Ecco determinato alfine – conclude da sua parte il Noulet – il tema proprio del poema, «che si può gonfiare di tutte le interpretazioni personali e di tutti i simboli più lontani. Ma a questi secondi significati esso opporrà ormai la sua propria resistenza, le sue proprie prospettive, perché dietro di esso si vede profilare il sogno immenso del poeta, l’opera-sintesi, che avrebbe potuto dare scacco matto all’accidente, il libro unico, espressione totale del mondo. Qui, cosa ancora più commovente, si sente sorgere il lamento, che si rinnovella, dell’impotenza creatrice».
Il critico, dunque, ammette (non senza contradizione con la sua professata impossibilità d’interpretazione) che vi sia differenza tra un poema, che in quanto tale ha il suo senso, e le estranee personali interpretazioni che apportano i lettori del poema. Ma come dimostra che il significato da lui affermato sia, non diciamo voluto dal Mallarmé (perché in poesia il «voglio» non vale), ma intrinseco alla poesia, che non sia allegoria, ma fantasia che parla da sé e a cui l’allegorizzazione rimane sempre aggiunta estranea? Perché di questo si tratta: egli potrà possedere un documento di pugno del Mallarmé e non proverà nulla, se la poesia non esprime direttamente l’impressione di un sogno che si va spegnendo senza che sia stato raggiunto e la disperazione dell’incapacità a più raggiungerlo.

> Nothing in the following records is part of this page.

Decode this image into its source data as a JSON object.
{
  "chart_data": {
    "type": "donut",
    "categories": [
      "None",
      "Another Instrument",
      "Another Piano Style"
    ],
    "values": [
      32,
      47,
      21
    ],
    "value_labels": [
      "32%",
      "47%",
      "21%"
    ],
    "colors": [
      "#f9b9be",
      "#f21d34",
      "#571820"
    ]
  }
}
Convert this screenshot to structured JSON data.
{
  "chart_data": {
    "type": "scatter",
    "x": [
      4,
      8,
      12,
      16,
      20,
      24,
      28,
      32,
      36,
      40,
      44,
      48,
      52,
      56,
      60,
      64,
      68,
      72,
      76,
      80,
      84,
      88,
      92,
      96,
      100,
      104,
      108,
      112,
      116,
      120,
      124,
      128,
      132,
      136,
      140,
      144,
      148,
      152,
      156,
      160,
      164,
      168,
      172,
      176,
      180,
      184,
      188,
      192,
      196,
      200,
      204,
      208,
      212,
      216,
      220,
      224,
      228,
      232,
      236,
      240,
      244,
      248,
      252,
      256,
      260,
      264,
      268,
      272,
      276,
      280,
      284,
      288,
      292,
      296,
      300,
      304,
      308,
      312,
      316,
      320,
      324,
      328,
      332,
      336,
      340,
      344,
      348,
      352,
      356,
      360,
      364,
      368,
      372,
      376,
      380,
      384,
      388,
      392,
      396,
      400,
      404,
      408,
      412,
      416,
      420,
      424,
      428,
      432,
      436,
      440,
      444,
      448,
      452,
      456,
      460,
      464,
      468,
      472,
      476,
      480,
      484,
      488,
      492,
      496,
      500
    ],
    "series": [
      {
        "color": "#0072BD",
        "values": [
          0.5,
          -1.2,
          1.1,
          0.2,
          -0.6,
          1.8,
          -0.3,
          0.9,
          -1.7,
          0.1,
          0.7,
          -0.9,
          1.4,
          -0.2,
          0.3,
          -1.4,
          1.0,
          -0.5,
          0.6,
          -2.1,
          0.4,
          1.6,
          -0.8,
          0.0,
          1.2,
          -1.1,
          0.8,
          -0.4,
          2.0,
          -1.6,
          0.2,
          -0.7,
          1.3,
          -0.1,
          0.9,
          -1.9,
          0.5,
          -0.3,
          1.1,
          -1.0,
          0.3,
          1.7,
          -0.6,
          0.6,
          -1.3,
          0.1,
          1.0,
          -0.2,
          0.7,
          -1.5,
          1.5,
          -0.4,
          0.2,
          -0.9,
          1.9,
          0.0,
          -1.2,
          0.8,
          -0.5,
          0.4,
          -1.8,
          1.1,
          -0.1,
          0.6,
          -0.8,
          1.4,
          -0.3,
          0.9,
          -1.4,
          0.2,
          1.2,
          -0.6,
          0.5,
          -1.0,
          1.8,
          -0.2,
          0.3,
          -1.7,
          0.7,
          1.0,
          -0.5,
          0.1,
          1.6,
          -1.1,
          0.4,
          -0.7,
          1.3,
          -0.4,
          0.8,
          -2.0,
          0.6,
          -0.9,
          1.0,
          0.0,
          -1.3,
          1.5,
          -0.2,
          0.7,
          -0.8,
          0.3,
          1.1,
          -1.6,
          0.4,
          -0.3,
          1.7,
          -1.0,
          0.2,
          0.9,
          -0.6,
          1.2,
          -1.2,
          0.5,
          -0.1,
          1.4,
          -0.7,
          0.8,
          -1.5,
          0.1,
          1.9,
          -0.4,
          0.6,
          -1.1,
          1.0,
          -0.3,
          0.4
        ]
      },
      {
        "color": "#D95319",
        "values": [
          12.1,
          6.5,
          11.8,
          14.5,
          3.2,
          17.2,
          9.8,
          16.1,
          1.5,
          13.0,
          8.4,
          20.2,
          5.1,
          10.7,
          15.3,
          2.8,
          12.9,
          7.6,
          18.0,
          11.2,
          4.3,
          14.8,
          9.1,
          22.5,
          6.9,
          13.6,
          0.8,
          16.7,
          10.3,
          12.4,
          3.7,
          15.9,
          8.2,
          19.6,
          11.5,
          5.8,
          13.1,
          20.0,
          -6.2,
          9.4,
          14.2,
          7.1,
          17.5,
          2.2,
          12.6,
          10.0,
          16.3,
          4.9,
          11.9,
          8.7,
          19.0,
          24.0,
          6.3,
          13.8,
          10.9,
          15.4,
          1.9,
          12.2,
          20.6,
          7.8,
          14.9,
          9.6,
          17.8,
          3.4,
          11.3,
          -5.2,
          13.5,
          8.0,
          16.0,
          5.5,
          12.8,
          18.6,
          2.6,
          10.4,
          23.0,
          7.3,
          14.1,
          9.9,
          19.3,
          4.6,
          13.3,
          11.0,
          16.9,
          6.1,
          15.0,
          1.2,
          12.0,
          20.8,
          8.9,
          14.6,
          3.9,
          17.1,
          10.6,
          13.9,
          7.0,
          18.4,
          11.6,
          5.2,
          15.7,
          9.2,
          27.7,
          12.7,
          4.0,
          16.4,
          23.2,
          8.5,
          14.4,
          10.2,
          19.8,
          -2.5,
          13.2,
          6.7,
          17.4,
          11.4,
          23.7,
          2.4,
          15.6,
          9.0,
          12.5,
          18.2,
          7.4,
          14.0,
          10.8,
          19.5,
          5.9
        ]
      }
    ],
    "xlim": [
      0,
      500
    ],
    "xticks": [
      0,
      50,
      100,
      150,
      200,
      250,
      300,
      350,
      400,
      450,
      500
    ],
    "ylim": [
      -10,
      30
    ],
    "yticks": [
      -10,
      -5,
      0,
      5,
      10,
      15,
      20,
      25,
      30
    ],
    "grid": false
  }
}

Ma il complesso di parole e di rime che il Mallarmé ci ha messo innanzi, nonostante i concimi ermeneutici del Noulet e le indulgenze per le necessità della rima o per l’assenza (con un’unica eccezione) di punteggiatura, manca della profonda chiarezza ed univocità che è della poesia, e resta muta se dall’esterno non gli si mette sulla bocca un qualche sentimento o pensiero, per stravagante o insulso che sia.
Mi astengo dalla facile ironia su codesti sforzi del Mallarmé e dei suoi commentatori per farci sapere ancora una volta che egli dinanzi all’ideale pazzesco del «Libro unico e definitivo» da dare al mondo, era un «impotente», o conferire un che di tragico e di sublime a questa condizione, se non ridicola, certamente mortificante. E voglio anche escludere che il Mallarmé e i suoi devoti siano, come è stato talvolta sospettato, consapevolmente ciarlataneschi, ingannatori di altrui; ma non posso escludere che ingannassero o che ingannino sé stessi, come accade nelle fedi che l’intelletto non ha generate e che non può convalidare, e che pure quaerunt intellectum, e finiscono col lavorare, verso loro medesime, di simulazione e più ancora di dissimulazione. La realtà che rimane in tutto ciò non è la poesia, ma il fatto che, nell’ultimo mezzo secolo e ancora nel presente, molti accolsero questa fede; il che appartiene, senza dubbio, alla storia dell’età e dei suoi travagli e delle sue manie, ma non alla storia della poesia.